Big Mac’s comeback: McDonald’s to reopen in Ukraine
The burger giant has pulled its business out of Russia after Moscow sent troops into Ukraine last February.
McDonald’s will start reopening some of its restaurants in Ukraine in the coming months, a symbol of the war-torn country’s return to some sense of normalcy and a show of support after the American fast-food chain and others pulled out of Russia.
The burger giant closed its Ukrainian restaurants after Russia’s invasion nearly six months ago but has continued to pay more than 10,000 McDonald’s employees in the country.

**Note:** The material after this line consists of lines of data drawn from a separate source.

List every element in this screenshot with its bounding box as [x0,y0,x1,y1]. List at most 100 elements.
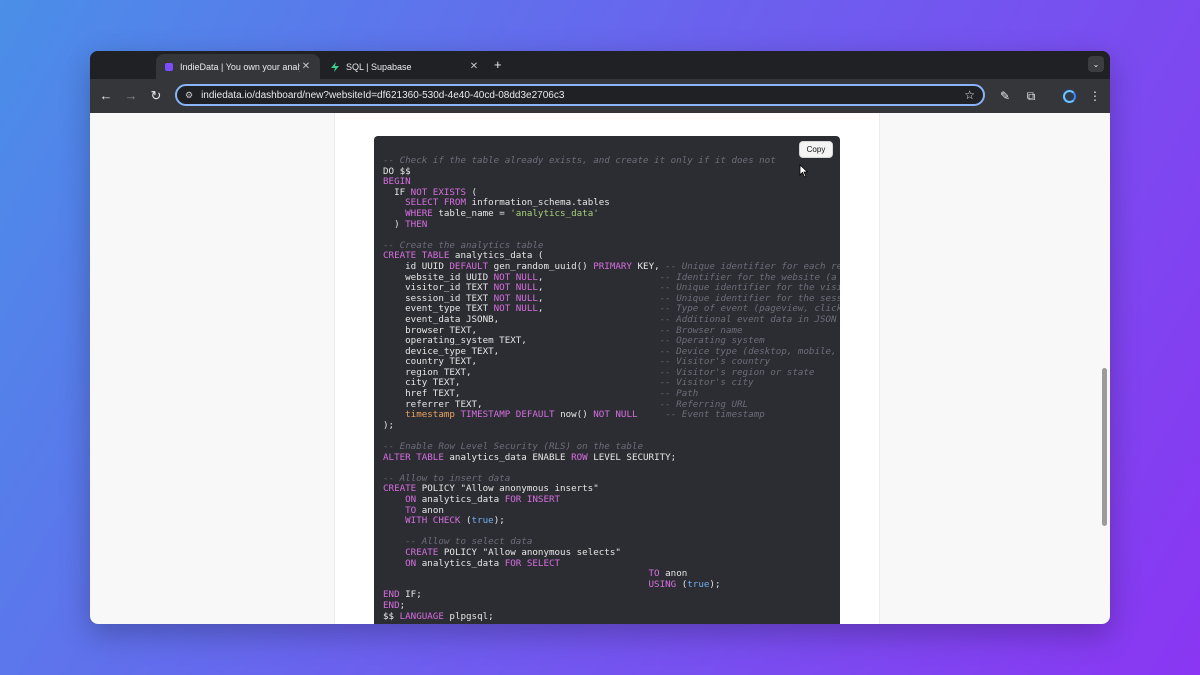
code-token: CREATE [405,546,439,558]
code-token: NOT NULL [493,271,538,283]
code-line: ON analytics_data FOR INSERT [383,494,840,506]
sql-code-block: -- Check if the table already exists, an… [374,136,840,624]
code-token: event_type TEXT [383,303,494,315]
edge-logo-icon [1062,89,1076,103]
code-token: ; [399,599,406,611]
code-token: 'analytics_data' [510,207,599,219]
code-token: WITH CHECK [405,515,461,527]
eyedropper-icon[interactable]: ✎ [998,89,1012,103]
code-token: NOT NULL [493,303,538,315]
code-token: NOT NULL [493,282,538,294]
code-token: operating_system TEXT, [383,335,660,347]
code-line: ); [383,420,840,432]
code-token: IF [383,186,411,198]
sql-code: -- Check if the table already exists, an… [383,155,840,623]
code-token: -- Unique identifier for the visitor [659,282,840,294]
back-button[interactable]: ← [98,88,114,104]
tab-strip: IndieData | You own your analytics ✕ SQL… [90,51,1110,79]
code-line: WHERE table_name = 'analytics_data' [383,207,840,220]
code-token: -- Unique identifier for the session [659,292,840,304]
code-token: table_name = [432,207,511,219]
code-token: analytics_data ( [449,250,544,262]
code-token: city TEXT, [383,377,660,389]
code-token: true [471,515,494,527]
code-token: website_id UUID [383,271,494,283]
code-token: POLICY "Allow anonymous inserts" [416,483,599,495]
code-line: $$ LANGUAGE plpgsql; [383,610,840,623]
code-token: -- Visitor's city [659,377,754,389]
code-token: -- Referring URL [659,398,749,410]
bookmark-star-icon[interactable]: ☆ [964,88,975,102]
code-token: , [537,271,660,283]
code-token: now() [554,409,594,421]
forward-button[interactable]: → [123,88,139,104]
code-token: region TEXT, [383,366,660,378]
reload-button[interactable]: ↻ [148,88,164,104]
code-token: -- Allow to select data [405,536,533,548]
code-token: FOR INSERT [504,494,561,505]
profile-avatar[interactable] [1061,88,1077,104]
address-bar[interactable]: ⚙ indiedata.io/dashboard/new?websiteId=d… [175,84,985,106]
code-line: ) THEN [383,218,840,231]
code-token: THEN [405,218,428,230]
tab-search-button[interactable]: ⌄ [1088,56,1104,72]
code-line: WITH CHECK (true); [383,515,840,527]
code-token: ON [405,557,417,569]
arrow-left-icon: ← [99,88,113,103]
scrollbar-thumb[interactable] [1102,368,1107,526]
code-token: , [537,282,660,294]
code-token: POLICY "Allow anonymous selects" [438,546,621,558]
code-token: IF; [399,589,422,601]
code-token: -- Unique identifier for each record [665,260,840,272]
code-token: plpgsql; [443,610,494,622]
extensions-icon[interactable]: ⧉ [1024,89,1038,103]
code-line: -- Check if the table already exists, an… [383,155,840,167]
code-token: country TEXT, [383,356,660,368]
code-token: -- Enable Row Level Security (RLS) on th… [383,441,643,453]
arrow-right-icon: → [124,88,138,103]
new-tab-button[interactable]: + [494,57,502,72]
code-token: ( [466,186,478,198]
tab-indiedata[interactable]: IndieData | You own your analytics ✕ [156,54,320,79]
code-token: referrer TEXT, [383,398,660,410]
code-token: LEVEL SECURITY; [587,451,677,463]
close-tab-icon[interactable]: ✕ [468,61,480,72]
code-token: session_id TEXT [383,292,494,304]
code-token: event_data JSONB, [383,313,660,325]
code-token: -- Path [659,388,699,400]
code-token: PRIMARY [593,260,632,272]
menu-kebab-icon[interactable]: ⋮ [1088,89,1102,103]
site-info-icon[interactable]: ⚙ [185,90,193,101]
supabase-bolt-icon [331,61,339,72]
code-token: LANGUAGE [399,610,444,622]
url-text[interactable]: indiedata.io/dashboard/new?websiteId=df6… [201,90,564,101]
code-token: -- Type of event (pageview, click [659,303,840,315]
code-token: ( [460,515,472,527]
code-token: -- Additional event data in JSON [659,313,837,325]
code-token: browser TEXT, [383,324,660,336]
code-token: CREATE [383,483,417,495]
code-token: $$ [383,610,400,622]
chevron-down-icon: ⌄ [1092,59,1100,69]
code-token: ALTER TABLE [383,451,444,463]
close-tab-icon[interactable]: ✕ [300,61,312,72]
code-token: NOT EXISTS [410,186,466,198]
code-token: -- Check if the table already exists, an… [383,155,776,166]
copy-button[interactable]: Copy [799,141,833,158]
tab-supabase[interactable]: SQL | Supabase ✕ [322,54,488,79]
indiedata-favicon-icon [165,62,173,71]
tab-title: SQL | Supabase [346,61,412,72]
code-token: ); [709,578,721,590]
code-token: analytics_data [416,557,505,569]
code-token: KEY, [631,260,666,272]
code-token: -- Allow to insert data [383,472,511,484]
reload-icon: ↻ [150,88,162,103]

McDonald’s said on Thursday that it will begin gradually reopening some restaurants in the capital, Kyiv, and western Ukraine, where other companies are doing business away from the fighting. Western businesses like Nike, KFC and Spanish clothing retailer Mango are open in Kyiv.
“We’ve spoken extensively to our employees who have expressed a strong desire to return to work and see our restaurants in Ukraine reopen,” Paul Pomroy, corporate senior vice president of international operated markets, said in a message to employees. “In recent months, the belief that this would support a small but important sense of normalcy has grown stronger.”
The Ukrainian economy has been severely damaged by the war and restarting businesses, even in a limited capacity, would help. The International Monetary Fund expects Ukraine’s economy to shrink by 35 percent this year.
McDonald’s has 109 restaurants in Ukraine but did not say how many would reopen, when that would happen or which locations would be the first to welcome back customers. During the next few months, the company said it will start working with vendors to get supplies into restaurants, prepare those stores, bring back employees and launch safety procedures with the war still raging to the east.
While it will start to reopen in Ukraine, McDonald’s has sold its 850 restaurants in Russia to a franchise owner. That came three decades after McDonald’s opened its first location in Moscow, becoming a powerful symbol of easing Cold War tensions.
McDonald’s had shuttered hundreds of Russian locations in March, costing the company about $55m per month. Selling its Russian restaurants was the first time the company has “de-arched”, or exited a major market.
Alexander Govor, who held a licence for 25 McDonald’s outposts in Siberia, has begun reopening former McDonald’s locations under the name Vkusno-i Tochka, or Tasty-period.